Agualar sniggered wetly.

“My gratitude,” said Tony.

“Andy?
Andy!”
Agualar bellowed, and the guy outside the door reappeared. “See Tony out. And leave me the fuck alone tonight. Anybody bothers me, I’ll have his balls for paperweights.”

Tony bade the pig good night and dutifully fell in step with Andy as they retraced their steps. He would have given anything to read Agualar’s thoughts right now, seeds of panic sprouting in the muddle of his mind. Groping for reasons as to why Escobar had shut him out on skullflush distribution. He had to be wondering if he was ready to be set up for the high and mighty plunge because of his own addictions. So the Medellín cartel had dealt with one of its own, Carlos Lehder. Set him up for capture when his head got too full. Quickly extradited, and now doing life at a U.S. federal prison.

Things would surely look bleak to Agualar, at the moment. And no better way to perk up sagging spirits than chemically. With whatever happened to be at hand.

Tony collected Lupo at the door, and they were ushered out. Night had become complete. They got into the Lincoln, Lupo fired the ignition, and they were slowly rolling to loop around and head back out the drive.

“Did he buy it?” Lupo asked.

“Oh yeah.” Tony laughed, going for the rope in the glove compartment. “I bet his shorts are full of bricks by now.”

One end of the nylon rope had already been tied into a tight loop, and this he slipped over the handle of the passenger door. Fed the other end into Lupo’s right hand. Should be just enough slack.

Their headlights cut twin cones of brightness through the drive, already dimly lit by a gauntlet of small sodium globes. All the better for the cameras. Lupo kept the speed down, a steady six miles per hour. As they neared the curve, he hung as far inside as he could without it looking overdone.

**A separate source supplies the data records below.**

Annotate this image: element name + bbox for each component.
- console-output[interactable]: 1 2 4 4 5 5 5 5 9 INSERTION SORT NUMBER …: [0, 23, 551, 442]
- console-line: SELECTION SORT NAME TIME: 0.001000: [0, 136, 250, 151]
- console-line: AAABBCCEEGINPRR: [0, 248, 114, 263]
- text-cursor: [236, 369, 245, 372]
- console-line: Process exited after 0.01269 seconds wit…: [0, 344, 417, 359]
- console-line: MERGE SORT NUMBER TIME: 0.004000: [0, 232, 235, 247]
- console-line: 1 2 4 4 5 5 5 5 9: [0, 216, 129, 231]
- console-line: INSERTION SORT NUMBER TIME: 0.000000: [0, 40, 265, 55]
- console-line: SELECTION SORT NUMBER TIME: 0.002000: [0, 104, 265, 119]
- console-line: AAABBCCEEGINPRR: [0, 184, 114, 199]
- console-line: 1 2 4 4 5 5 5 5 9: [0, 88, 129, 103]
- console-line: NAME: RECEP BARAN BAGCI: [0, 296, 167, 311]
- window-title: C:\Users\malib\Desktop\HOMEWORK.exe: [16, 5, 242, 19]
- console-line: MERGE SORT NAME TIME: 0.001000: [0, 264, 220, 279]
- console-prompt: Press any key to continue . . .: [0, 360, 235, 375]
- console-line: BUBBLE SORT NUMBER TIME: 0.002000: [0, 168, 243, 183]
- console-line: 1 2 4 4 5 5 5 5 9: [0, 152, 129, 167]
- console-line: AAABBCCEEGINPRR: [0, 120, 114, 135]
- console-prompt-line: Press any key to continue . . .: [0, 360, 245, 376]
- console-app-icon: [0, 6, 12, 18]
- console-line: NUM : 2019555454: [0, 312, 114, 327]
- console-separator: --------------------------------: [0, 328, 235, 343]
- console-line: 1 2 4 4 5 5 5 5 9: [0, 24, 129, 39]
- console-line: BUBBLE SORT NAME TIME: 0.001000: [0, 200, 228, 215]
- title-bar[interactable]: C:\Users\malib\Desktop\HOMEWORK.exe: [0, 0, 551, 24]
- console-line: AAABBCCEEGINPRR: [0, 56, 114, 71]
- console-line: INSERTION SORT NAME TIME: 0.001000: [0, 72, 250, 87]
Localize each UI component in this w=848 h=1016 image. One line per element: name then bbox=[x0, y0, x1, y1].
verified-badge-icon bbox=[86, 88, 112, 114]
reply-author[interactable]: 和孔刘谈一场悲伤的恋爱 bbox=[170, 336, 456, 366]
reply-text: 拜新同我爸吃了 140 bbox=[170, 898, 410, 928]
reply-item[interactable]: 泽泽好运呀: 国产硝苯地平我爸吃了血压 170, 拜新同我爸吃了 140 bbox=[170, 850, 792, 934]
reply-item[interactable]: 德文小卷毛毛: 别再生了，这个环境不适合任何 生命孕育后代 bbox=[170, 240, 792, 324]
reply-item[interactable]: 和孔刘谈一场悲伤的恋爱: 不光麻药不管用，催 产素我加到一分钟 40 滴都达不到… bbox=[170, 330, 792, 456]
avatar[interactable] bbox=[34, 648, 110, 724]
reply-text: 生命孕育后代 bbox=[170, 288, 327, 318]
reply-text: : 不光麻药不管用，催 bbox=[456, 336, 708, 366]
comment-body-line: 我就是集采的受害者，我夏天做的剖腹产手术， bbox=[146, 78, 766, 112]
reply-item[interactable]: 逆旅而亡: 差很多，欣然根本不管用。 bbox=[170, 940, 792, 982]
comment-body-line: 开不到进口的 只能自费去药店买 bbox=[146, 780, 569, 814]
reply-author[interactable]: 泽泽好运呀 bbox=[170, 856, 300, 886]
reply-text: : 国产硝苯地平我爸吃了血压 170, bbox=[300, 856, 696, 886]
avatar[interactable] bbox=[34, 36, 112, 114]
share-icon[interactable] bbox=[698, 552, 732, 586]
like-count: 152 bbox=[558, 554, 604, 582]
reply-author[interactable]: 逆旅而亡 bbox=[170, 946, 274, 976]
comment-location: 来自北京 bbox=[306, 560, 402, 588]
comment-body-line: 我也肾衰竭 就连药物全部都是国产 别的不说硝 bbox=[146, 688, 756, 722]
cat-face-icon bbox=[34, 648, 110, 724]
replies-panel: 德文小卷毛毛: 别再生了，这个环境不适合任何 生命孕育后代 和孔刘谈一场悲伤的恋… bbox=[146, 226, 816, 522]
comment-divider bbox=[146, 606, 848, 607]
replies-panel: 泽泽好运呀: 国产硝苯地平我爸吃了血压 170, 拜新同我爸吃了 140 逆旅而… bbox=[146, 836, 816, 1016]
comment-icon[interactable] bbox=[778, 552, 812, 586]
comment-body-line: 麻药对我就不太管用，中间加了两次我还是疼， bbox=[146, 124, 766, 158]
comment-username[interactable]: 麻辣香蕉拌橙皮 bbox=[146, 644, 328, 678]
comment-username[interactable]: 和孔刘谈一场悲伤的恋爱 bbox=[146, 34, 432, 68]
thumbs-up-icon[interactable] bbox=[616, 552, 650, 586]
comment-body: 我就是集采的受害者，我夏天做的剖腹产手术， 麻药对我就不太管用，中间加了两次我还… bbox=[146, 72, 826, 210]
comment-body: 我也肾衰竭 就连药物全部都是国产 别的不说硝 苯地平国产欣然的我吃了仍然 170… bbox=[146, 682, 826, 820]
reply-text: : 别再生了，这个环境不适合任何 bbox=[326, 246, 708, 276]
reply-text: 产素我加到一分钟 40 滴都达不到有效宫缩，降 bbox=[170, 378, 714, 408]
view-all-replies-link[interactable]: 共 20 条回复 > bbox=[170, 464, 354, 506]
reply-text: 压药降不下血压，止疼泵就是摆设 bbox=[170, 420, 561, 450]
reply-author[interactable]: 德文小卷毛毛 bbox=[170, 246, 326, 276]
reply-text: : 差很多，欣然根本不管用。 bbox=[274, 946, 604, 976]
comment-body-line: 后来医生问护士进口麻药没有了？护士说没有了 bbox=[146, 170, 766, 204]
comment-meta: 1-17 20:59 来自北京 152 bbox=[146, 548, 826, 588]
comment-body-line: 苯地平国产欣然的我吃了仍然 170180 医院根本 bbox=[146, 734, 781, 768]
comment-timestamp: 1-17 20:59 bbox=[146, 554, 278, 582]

Tony unlatched the door, held it ready. Before leaving the penthouse this evening, he had taped the little button down to prevent the inner light from winking on and the buzzer from going off.

Into the curve . . .

Into the blind spot . . .

“Banzai,” said Tony, and pushed the door open far enough to slip out and tumble to the ground beside the asphalt. While Lupo gave a yank on the rope to swing the door shut again. Its clunk was scarcely audible over the engine. No way could the pair of guards at the gate have heard.

Just as surely as they would never know that only one man now sat behind the mirrored windows.

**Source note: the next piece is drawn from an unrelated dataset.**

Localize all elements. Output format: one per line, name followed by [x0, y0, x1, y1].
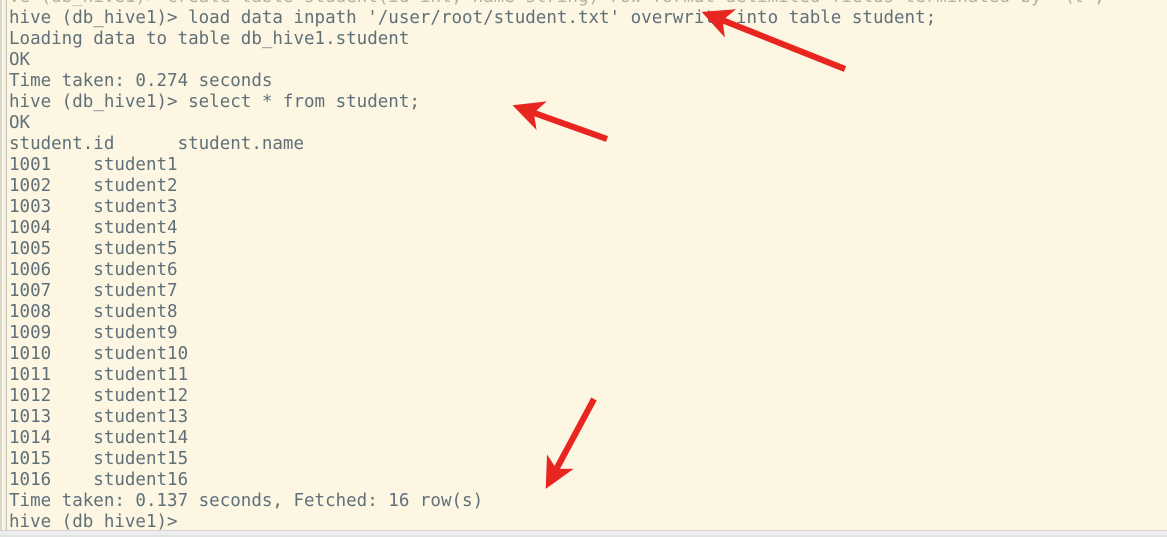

Tony hung in beside the trees while the Lincoln continued its slow, steady trek to the gate. Saw the glow of the brake lights, heard the opening, then the closing, of the gate.

Alone, then, night, and shadows.

According to Santos, the bulk of Agualar’s closed-circuit cameras on the grounds were mounted to keep watch on the walls. The house was covered as well, but less thoroughly, mostly the entrances and ground-floor windows. Couldn’t have
too
many cameras going at once, or the guys on monitor duty inside could never keep track of them all.

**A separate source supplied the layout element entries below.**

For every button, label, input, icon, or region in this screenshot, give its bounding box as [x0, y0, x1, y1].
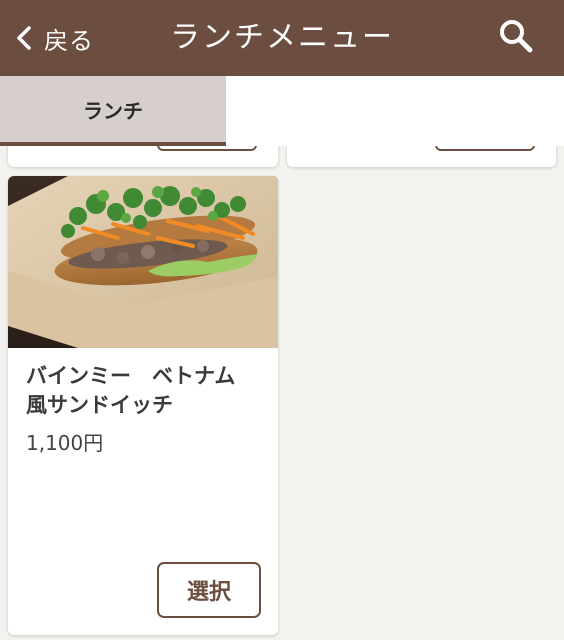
tab-lunch[interactable]: ランチ — [0, 76, 226, 146]
page-title: ランチメニュー — [170, 20, 394, 55]
menu-card[interactable]: バインミー ベトナム 風サンドイッチ 1,100円 選択 — [8, 176, 278, 635]
search-button[interactable] — [496, 18, 536, 58]
search-icon — [498, 18, 534, 58]
select-button[interactable]: 選択 — [157, 562, 261, 618]
menu-item-price: 1,100円 — [26, 431, 104, 455]
app-header: 戻る ランチメニュー — [0, 0, 564, 76]
menu-item-photo — [8, 176, 278, 348]
category-tabbar: ランチ — [0, 76, 564, 146]
menu-grid: バインミー ベトナム 風サンドイッチ 1,100円 選択 — [0, 146, 564, 640]
menu-item-name: バインミー ベトナム 風サンドイッチ — [26, 364, 236, 417]
menu-card-previous — [287, 146, 556, 167]
select-button-previous[interactable] — [157, 146, 257, 151]
menu-card-previous — [8, 146, 278, 167]
select-button-previous[interactable] — [435, 146, 535, 151]
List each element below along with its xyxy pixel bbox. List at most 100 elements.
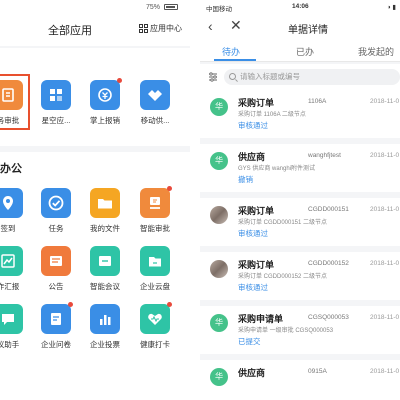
chat-icon [0,304,23,334]
tab-todo[interactable]: 待办 [222,45,240,58]
item-title: 采购订单 [238,260,275,270]
status-icons: ◑ ▮ [386,4,396,11]
close-icon[interactable]: ✕ [230,17,242,34]
item-title: 采购订单 [238,98,275,108]
location-icon [0,188,23,218]
search-input[interactable]: 请输入标题或编号 [224,69,400,85]
status-badge: 审核通过 [238,283,268,292]
nav-bar: ‹ ✕ 单据详情 [200,14,400,40]
app-tile[interactable]: 智能审批 [133,186,177,234]
handshake-icon [140,80,170,110]
folder-icon [90,188,120,218]
item-subtitle: 采购申请单 一级审批 CGSQ000053 [238,328,334,334]
grid-app-icon [41,80,71,110]
search-icon [229,73,236,80]
app-label: 智能会议 [90,282,120,291]
app-center-label: 应用中心 [150,24,182,33]
active-tab-indicator [214,59,256,61]
page-header: 全部应用 应用中心 [0,14,190,46]
common-apps-row: 务审批 星空应... 掌上报销 移动供... [0,48,190,146]
app-label: 移动供... [140,116,170,125]
item-code: CGDD000151 [308,206,349,213]
item-subtitle: 采购订单 1106A 二级节点 [238,112,306,118]
item-subtitle: 采购订单 CGDD000151 二级节点 [238,220,328,226]
status-badge: 审核通过 [238,121,268,130]
tab-bar: 待办 已办 我发起的 [200,40,400,62]
health-icon [140,302,172,334]
avatar [210,206,228,224]
office-section: 办公 签到 任务 我的文件 智能审批作汇报 公告 智能会议 企业云盘议助手 企业问卷 企业投票 健… [0,152,190,400]
item-title: 采购订单 [238,206,275,216]
item-code: 1106A [308,98,327,105]
notification-dot [167,186,172,191]
filter-icon[interactable] [208,72,218,82]
app-tile[interactable]: 签到 [0,188,30,234]
notification-dot [167,302,172,307]
item-title: 供应商 [238,152,266,162]
notification-dot [117,78,122,83]
app-tile[interactable]: 星空应... [34,80,78,126]
carrier-label: 中国移动 [206,6,232,13]
app-tile[interactable]: 掌上报销 [83,78,127,126]
app-tile[interactable]: 作汇报 [0,246,30,292]
app-label: 我的文件 [90,224,120,233]
app-tile[interactable]: 企业云盘 [133,246,177,292]
battery-icon [164,4,178,10]
announcement-icon [41,246,71,276]
app-label: 掌上报销 [90,116,120,125]
app-list-screen: 75% 全部应用 应用中心 务审批 星空应... 掌上报销 移动供... 办公 签到任… [0,0,190,400]
clock: 14:06 [292,3,309,10]
app-tile[interactable]: 智能会议 [83,246,127,292]
item-subtitle: GYS 供应商 wanghi附件测试 [238,166,316,172]
avatar: 华 [210,98,228,116]
list-item[interactable]: 华采购订单 1106A 2018-11-0 采购订单 1106A 二级节点 审核通过 [200,90,400,138]
app-tile[interactable]: 议助手 [0,304,30,350]
status-badge: 撤销 [238,175,253,184]
app-tile[interactable]: 任务 [34,188,78,234]
tab-done[interactable]: 已办 [296,45,314,58]
tab-initiated[interactable]: 我发起的 [358,45,394,58]
app-label: 企业云盘 [140,282,170,291]
back-icon[interactable]: ‹ [208,18,213,34]
document-detail-screen: 中国移动 14:06 ◑ ▮ ‹ ✕ 单据详情 待办 已办 我发起的 请输入标题… [200,0,400,400]
stamp-icon [140,186,172,218]
list-item[interactable]: 华供应商 wanghfjtest 2018-11-0 GYS 供应商 wanghi附件… [200,144,400,192]
list-item[interactable]: 华采购申请单 CGSQ000053 2018-11-0 采购申请单 一级审批 CGSQ… [200,306,400,354]
app-tile[interactable]: 我的文件 [83,188,127,234]
item-title: 供应商 [238,368,266,378]
app-tile[interactable]: 移动供... [133,80,177,126]
app-tile[interactable]: 公告 [34,246,78,292]
avatar: 华 [210,314,228,332]
section-title: 办公 [0,163,22,175]
selection-highlight [0,74,30,130]
item-date: 2018-11-0 [370,368,400,375]
item-date: 2018-11-0 [370,314,400,321]
app-label: 星空应... [41,116,71,125]
survey-icon [41,302,73,334]
app-label: 作汇报 [0,282,20,291]
meeting-icon [90,246,120,276]
list-item[interactable]: 采购订单 CGDD000151 2018-11-0 采购订单 CGDD000151 二… [200,198,400,246]
avatar: 华 [210,368,228,386]
list-item[interactable]: 华供应商 0915A 2018-11-0 [200,360,400,400]
app-tile[interactable]: 企业问卷 [34,302,78,350]
vote-chart-icon [90,304,120,334]
item-date: 2018-11-0 [370,98,400,105]
app-tile[interactable]: 健康打卡 [133,302,177,350]
status-badge: 审核通过 [238,229,268,238]
search-placeholder: 请输入标题或编号 [240,72,300,81]
avatar: 华 [210,152,228,170]
app-center-button[interactable]: 应用中心 [139,23,182,34]
avatar [210,260,228,278]
app-label: 健康打卡 [140,340,170,349]
app-label: 议助手 [0,340,20,349]
page-title: 全部应用 [48,25,92,37]
list-item[interactable]: 采购订单 CGDD000152 2018-11-0 采购订单 CGDD000152 二… [200,252,400,300]
status-bar: 中国移动 14:06 ◑ ▮ [200,0,400,14]
app-tile[interactable]: 企业投票 [83,304,127,350]
notification-dot [68,302,73,307]
report-icon [0,246,23,276]
search-row: 请输入标题或编号 [200,64,400,90]
status-badge: 已提交 [238,337,261,346]
app-label: 企业投票 [90,340,120,349]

Tony didn’t need doors, didn’t need windows. Just shadows, and occasional ground cover. His maps of the grounds had been committed to painstaking memory, his route worked out in advance. And he hadn’t chosen black clothing tonight as a fashion statement.

He took his time, worked his way back toward the house, then made a wide sweep around it. Tree by tree, shadow by shadow. In view of Agualar’s den near the back of the house, Tony could see his distorted image through the thick cubes of glass. Bloated and wavy, multiple Agualars still sitting at his desk.

Tony crept all the way into Agualar’s hedonistic playground of gardens and pathways, deck and waterfall and pond. These too were softly lit, and beneath the night sky, both water and grounds became a dreamy tropical oasis.